Another Article for the Drink Tank…

The Drink Tank #67 is the inventors issue, so I put together a quick little article on the invention of television recording from 1928!!! Phonvision – a look back at the future…
By Ken Patterson

For those of you who know me, it comes as no shock that I have an interest in television – as it is literally my life (9-5: schedule some television; 7-11: watch some television.) And while the modern invention of the DVR (aka TiVo) is definitely the media equivalent of sliced bread with really good jam on it, I have to take you back about four-score to the good old days for really ground breaking television…

John Logie Baird was the first to demonstrate television publicly in January of 1926. Most people think of Philo Farnsworth as the inventor of television, but his first successful demonstration of his television process was in September of 1927. Admittedly Baird’s television was mechanical, and barely resembles what we think of television – it was all of 30-lines in resolution, and they were vertically scanned at that! But Baird didn’t stop with just transmitting images over radio frequencies; he also devised a way of capturing them…

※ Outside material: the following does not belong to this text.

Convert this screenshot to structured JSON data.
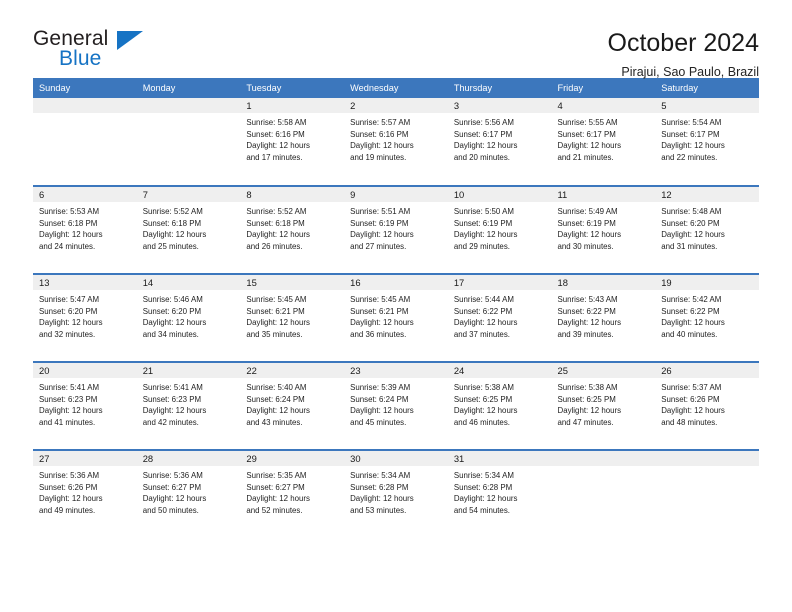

You’re probably saying: “But Ken, video tape wasn’t around until the early Fifties!” and you’d be correct. But what Baird did was essentially the low bandwidth version of the Laser Disc – the Phonovision. Baird first used this technology in 1927, and while he never demonstrated playback of his discs publicly, Cairns and Morrison Ltd of London produced the Silvatone recorder. The Silvatone was available for purchase as early as 1930 at the princely sum of ??4 12/- (read “four pounds, twelve shillings – approximately $5 at the time.)

But, you might ask, are there any recordings of early television still in existence today? Well, luckily for us, there are. There are at least 5 different discs from Baird’s own studios, a commercially availably test disc, a single disc from 1933 and a series of discs that were recorded between 1932 and 1935. Low-bandwidth television enthusiasts, using modern equipment, have transferred the recordings and selections can be viewed at http://www.tvdawn.com/. While the images are considerably crude by today’s 1080 live HDTV standards (heck, they’re crude even by Britain’s old 405 line system!) but to be able to view a television broadcast from nearly eighty years ago is simply amazing.

Besides his accomplishments with the first television broadcasts, and the first video recorder, Baird also had working color television in 1928, big screen television in 1930, and had even briefly worked out stereoscopic color television before his death in 1946. Baird was certainly a victim of a rapidly changing technology, but was also certainly a man ahead of his time in his achievements for this new medium that he helped to introduce.